Liang Hua, Song Weixing
Department of Biostatistics and Computational Biology, University of Rochester Medical Center, Rochester, NY 14642, USA.
J Multivar Anal. 2009 Apr 1;100(4):726-741. doi: 10.1016/j.jmva.2008.08.003.
In this paper, we define two restricted estimators for the regression parameters in a multiple linear regression model with measurement errors when prior information for the parameters is available. We then construct two sets of improved estimators which include the preliminary test estimator, the Stein-type estimator and the positive rule Stein type estimator for both slope and intercept, and examine their statistical properties such as the asymptotic distributional quadratic biases, the asymptotic distributional quadratic risks.
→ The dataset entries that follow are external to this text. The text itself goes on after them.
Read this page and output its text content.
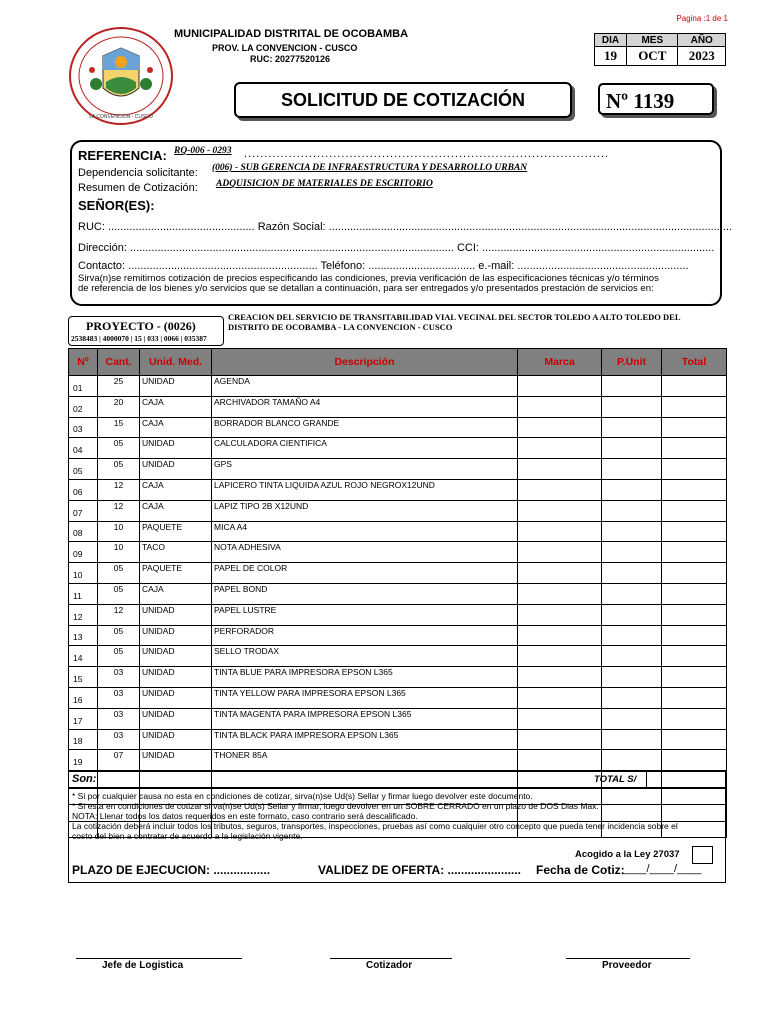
Pagina :1 de 1
LA CONVENCION - CUSCO
MUNICIPALIDAD DISTRITAL DE OCOBAMBA
PROV. LA CONVENCION - CUSCO
RUC: 20277520126
DIA	MES	AÑO
19	OCT	2023
SOLICITUD DE COTIZACIÓN	Nº 1139
REFERENCIA: RQ-006 - 0293 ..........................................................................................
Dependencia solicitante: (006) - SUB GERENCIA DE INFRAESTRUCTURA Y DESARROLLO URBAN
Resumen de Cotización: ADQUISICION DE MATERIALES DE ESCRITORIO
SEÑOR(ES):
RUC: ................................................ Razón Social: ....................................................................................................................................
Dirección: .......................................................................................................... CCI: ............................................................................
Contacto: .............................................................. Teléfono: ................................... e.-mail: ........................................................
Sirva(n)se remitirnos cotización de precios especificando las condiciones, previa verificación de las especificaciones técnicas y/o términos
de referencia de los bienes y/o servicios que se detallan a continuación, para ser entregados y/o presentados prestación de servicios en:
PROYECTO - (0026)
2538483 | 4000070 | 15 | 033 | 0066 | 035387
CREACION DEL SERVICIO DE TRANSITABILIDAD VIAL VECINAL DEL SECTOR TOLEDO A ALTO TOLEDO DEL
DISTRITO DE OCOBAMBA - LA CONVENCION - CUSCO
Nº	Cant.	Unid. Med.	Descripción	Marca	P.Unit	Total
01	25	UNIDAD	AGENDA			
02	20	CAJA	ARCHIVADOR TAMAÑO A4			
03	15	CAJA	BORRADOR BLANCO GRANDE			
04	05	UNIDAD	CALCULADORA CIENTIFICA			
05	05	UNIDAD	GPS			
06	12	CAJA	LAPICERO TINTA LIQUIDA AZUL ROJO NEGROX12UND			
07	12	CAJA	LAPIZ TIPO 2B X12UND			
08	10	PAQUETE	MICA A4			
09	10	TACO	NOTA ADHESIVA			
10	05	PAQUETE	PAPEL DE COLOR			
11	05	CAJA	PAPEL BOND			
12	12	UNIDAD	PAPEL LUSTRE			
13	05	UNIDAD	PERFORADOR			
14	05	UNIDAD	SELLO TRODAX			
15	03	UNIDAD	TINTA BLUE PARA IMPRESORA EPSON L365			
16	03	UNIDAD	TINTA YELLOW PARA IMPRESORA EPSON L365			
17	03	UNIDAD	TINTA MAGENTA PARA IMPRESORA EPSON L365			
18	03	UNIDAD	TINTA BLACK PARA IMPRESORA EPSON L365			
19	07	UNIDAD	THONER 85A			

Son:	TOTAL S/
* Si por cualquier causa no esta en condiciones de cotizar, sirva(n)se Ud(s) Sellar y firmar luego devolver este documento.
* Si esta en condiciones de cotizar sirva(n)se Ud(s) Sellar y firmar, luego devolver en un SOBRE CERRADO en un plazo de DOS Dias Max.
NOTA: Llenar todos los datos requeridos en este formato, caso contrario será descalificado.
La cotización deberá incluir todos los tributos, seguros, transportes, inspecciones, pruebas así como cualquier otro concepto que pueda tener incidencia sobre el
costo del bien a contratar de acuerdo a la legislación vigente.
Acogido a la Ley 27037
PLAZO DE EJECUCION: .................	VALIDEZ DE OFERTA: ...................... Fecha de Cotiz:
____/____/____
Jefe de Logistica	Cotizador	Proveedor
We remove the distribution assumption on the error term, which was generally imposed in the literature, but provide a more general investigation of comparison of the quadratic risks for these estimators. Simulation studies illustrate the finite-sample performance of the proposed estimators, which are then used to analyze a dataset from the Nurses Health Study.
在本文中,我们为具有测量误差的多元线性回归模型中的回归参数定义了两种受限估计量,前提是参数的先验信息可用。然后,我们构建了两组改进估计量,其中包括针对斜率和截距的初步检验估计量、斯坦因型估计量和正规则斯坦因型估计量,并研究了它们的统计性质,如渐近分布二次偏差、渐近分布二次风险。我们去除了文献中通常施加的误差项分布假设,但对这些估计量的二次风险比较进行了更全面的研究。模拟研究说明了所提出估计量的有限样本性能,随后将其用于分析护士健康研究中的一个数据集。